Un
observatorio estético de la sociedad se ocupa de la belleza. Pues quizá, al
final o desde el principio, todo se trate de lo bello y sus consecuencias
físicas, metafísicas, materiales, conceptuales, artísticas, morales,
ordinarias. O, al menos, todo gira alrededor de la percepción de esa belleza y
su relación inextricable con la felicidad que no es alegría pasajera ni simple
satisfacción, sino un estado simple, trascendente. El observatorio estético
debería ser el rincón del mundo desde el cual se concreta, se estimula, se
preserva una felicidad que nace de la experiencia de cierta contemplación.
Sin
embargo, desde hace dos siglos intentamos proscribir la idea tradicional de la
belleza despojando de humanidad al discurso público apegado al gusto, la contentura,
otras emociones, la sensualidad y el erotismo. Del mismo modo, el abandono de la
noción de verdad pone la filosofía a los pies de la política, mientras esta oscila
entre la ideología y el espectáculo.

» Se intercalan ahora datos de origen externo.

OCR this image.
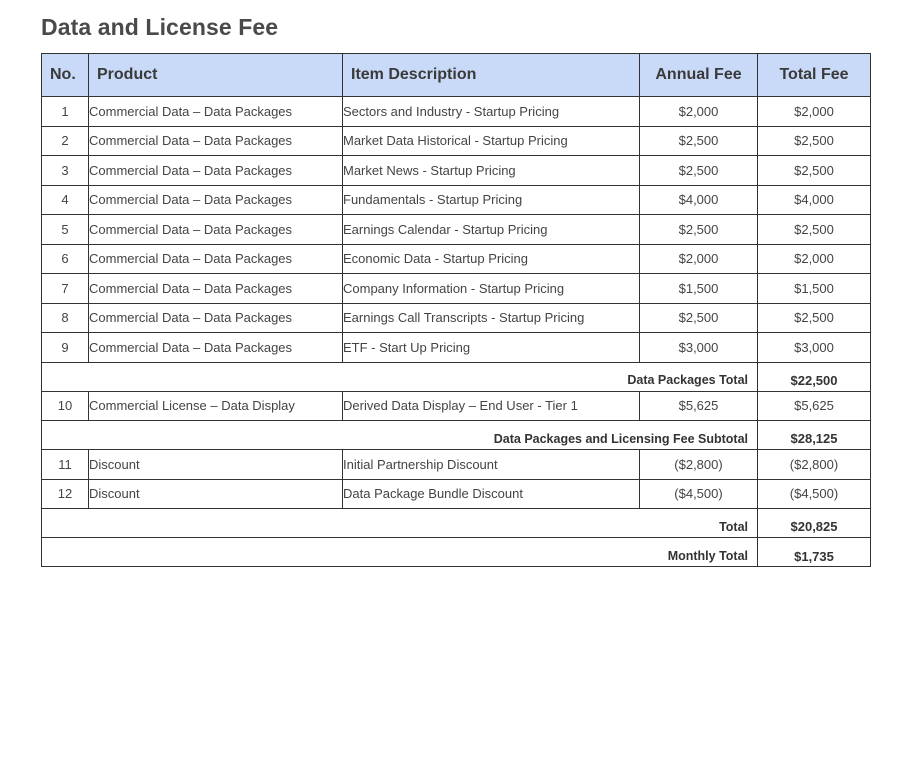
Data and License Fee
No.	Product	Item Description	Annual Fee	Total Fee
1	Commercial Data – Data Packages	Sectors and Industry - Startup Pricing	$2,000	$2,000
2	Commercial Data – Data Packages	Market Data Historical - Startup Pricing	$2,500	$2,500
3	Commercial Data – Data Packages	Market News - Startup Pricing	$2,500	$2,500
4	Commercial Data – Data Packages	Fundamentals - Startup Pricing	$4,000	$4,000
5	Commercial Data – Data Packages	Earnings Calendar - Startup Pricing	$2,500	$2,500
6	Commercial Data – Data Packages	Economic Data - Startup Pricing	$2,000	$2,000
7	Commercial Data – Data Packages	Company Information - Startup Pricing	$1,500	$1,500
8	Commercial Data – Data Packages	Earnings Call Transcripts - Startup Pricing	$2,500	$2,500
9	Commercial Data – Data Packages	ETF - Start Up Pricing	$3,000	$3,000
Data Packages Total				$22,500
10	Commercial License – Data Display	Derived Data Display – End User - Tier 1	$5,625	$5,625
Data Packages and Licensing Fee Subtotal				$28,125
11	Discount	Initial Partnership Discount	($2,800)	($2,800)
12	Discount	Data Package Bundle Discount	($4,500)	($4,500)
Total				$20,825
Monthly Total				$1,735
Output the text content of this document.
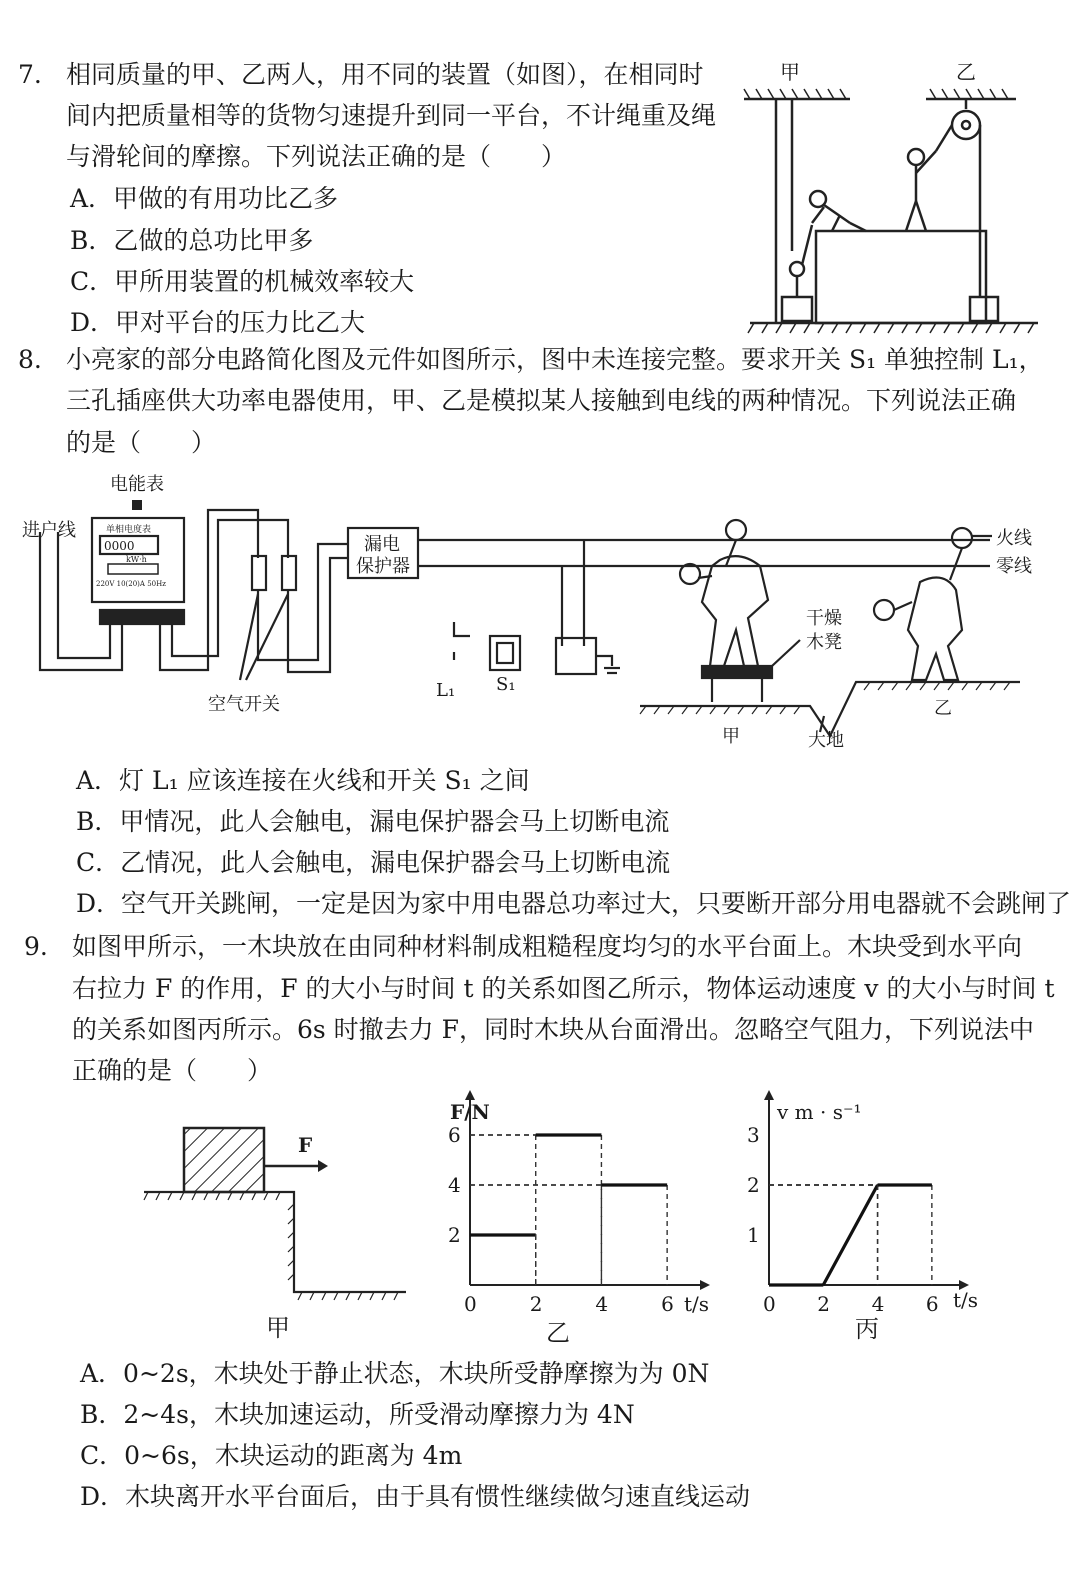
7. 相同质量的甲、乙两人，用不同的装置（如图），在相同时
间内把质量相等的货物匀速提升到同一平台，不计绳重及绳
与滑轮间的摩擦。下列说法正确的是（　　）
A．甲做的有用功比乙多
B．乙做的总功比甲多
C．甲所用装置的机械效率较大
D．甲对平台的压力比乙大
甲	乙
8. 小亮家的部分电路简化图及元件如图所示，图中未连接完整。要求开关 S₁ 单独控制 L₁，
三孔插座供大功率电器使用，甲、乙是模拟某人接触到电线的两种情况。下列说法正确
的是（　　）
电能表
单相电度表
0000
kW·h
220V 10(20)A 50Hz
进户线
空气开关
漏电
保护器
火线
零线
L₁ S₁
干燥
木凳
大地
甲
乙
A．灯 L₁ 应该连接在火线和开关 S₁ 之间
B．甲情况，此人会触电，漏电保护器会马上切断电流
C．乙情况，此人会触电，漏电保护器会马上切断电流
D．空气开关跳闸，一定是因为家中用电器总功率过大，只要断开部分用电器就不会跳闸了
9. 如图甲所示，一木块放在由同种材料制成粗糙程度均匀的水平台面上。木块受到水平向
右拉力 F 的作用，F 的大小与时间 t 的关系如图乙所示，物体运动速度 v 的大小与时间 t
的关系如图丙所示。6s 时撤去力 F，同时木块从台面滑出。忽略空气阻力，下列说法中
正确的是（　　）
F
甲
F/N
t/s
乙
0	2	4	6
2
4
6
v m · s⁻¹
t/s
丙
0 2 4 6
1
2
3
A．0~2s，木块处于静止状态，木块所受静摩擦为为 0N
B．2~4s，木块加速运动，所受滑动摩擦力为 4N
C．0~6s，木块运动的距离为 4m
D．木块离开水平台面后，由于具有惯性继续做匀速直线运动
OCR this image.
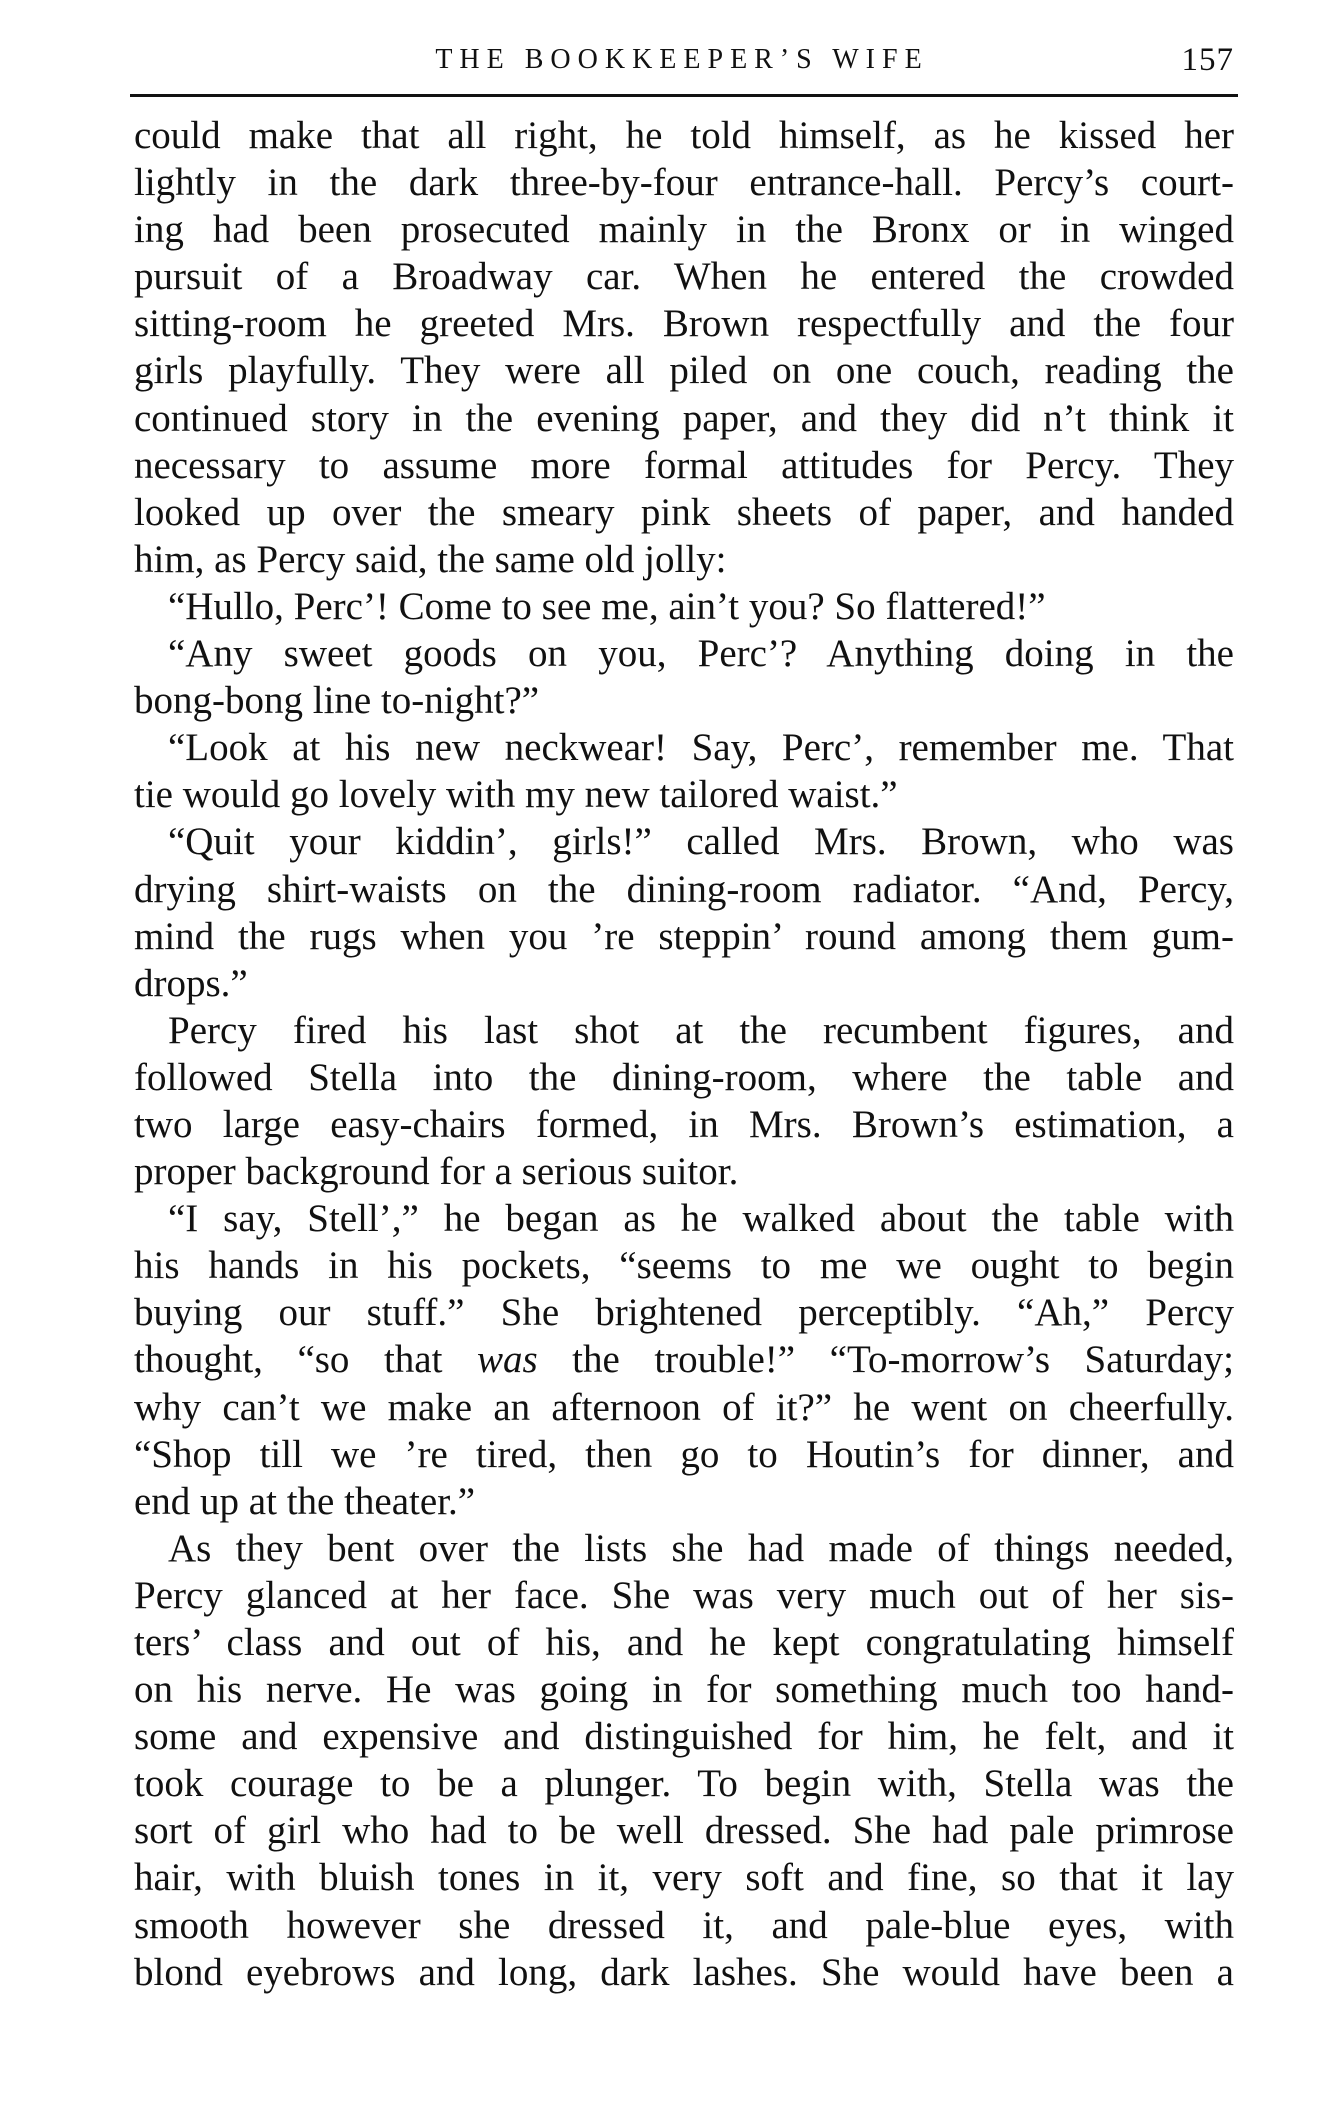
THE BOOKKEEPER’S WIFE	157
could make that all right, he told himself, as he kissed her
lightly in the dark three-by-four entrance-hall. Percy’s court-
ing had been prosecuted mainly in the Bronx or in winged
pursuit of a Broadway car. When he entered the crowded
sitting-room he greeted Mrs. Brown respectfully and the four
girls playfully. They were all piled on one couch, reading the
continued story in the evening paper, and they did n’t think it
necessary to assume more formal attitudes for Percy. They
looked up over the smeary pink sheets of paper, and handed
him, as Percy said, the same old jolly:
“Hullo, Perc’! Come to see me, ain’t you? So flattered!”
“Any sweet goods on you, Perc’? Anything doing in the
bong-bong line to-night?”
“Look at his new neckwear! Say, Perc’, remember me. That
tie would go lovely with my new tailored waist.”
“Quit your kiddin’, girls!” called Mrs. Brown, who was
drying shirt-waists on the dining-room radiator. “And, Percy,
mind the rugs when you ’re steppin’ round among them gum-
drops.”
Percy fired his last shot at the recumbent figures, and
followed Stella into the dining-room, where the table and
two large easy-chairs formed, in Mrs. Brown’s estimation, a
proper background for a serious suitor.
“I say, Stell’,” he began as he walked about the table with
his hands in his pockets, “seems to me we ought to begin
buying our stuff.” She brightened perceptibly. “Ah,” Percy
thought, “so that was the trouble!” “To-morrow’s Saturday;
why can’t we make an afternoon of it?” he went on cheerfully.
“Shop till we ’re tired, then go to Houtin’s for dinner, and
end up at the theater.”
As they bent over the lists she had made of things needed,
Percy glanced at her face. She was very much out of her sis-
ters’ class and out of his, and he kept congratulating himself
on his nerve. He was going in for something much too hand-
some and expensive and distinguished for him, he felt, and it
took courage to be a plunger. To begin with, Stella was the
sort of girl who had to be well dressed. She had pale primrose
hair, with bluish tones in it, very soft and fine, so that it lay
smooth however she dressed it, and pale-blue eyes, with
blond eyebrows and long, dark lashes. She would have been a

Con la disolución ontológica de la ética y la estética se ha disuelto la trascendencia, lo sagrado, que debilita el sentido
del bien, el sacrificio y la grandeza.
La necesidad
de un observatorio estético surge en tiempos de tecnologías que no de ciencia, de
artilugios de entretenimiento que no de artes, de representación que no de presentación.
Ciencia, arte y política forman un bajo latente, lejano y continuo que hay que
buscar en los fondos, en las esquinas, en la multiplicidad. Porque un observatorio
es un acontecimiento multilateral con un enfoque y muchas perspectivas.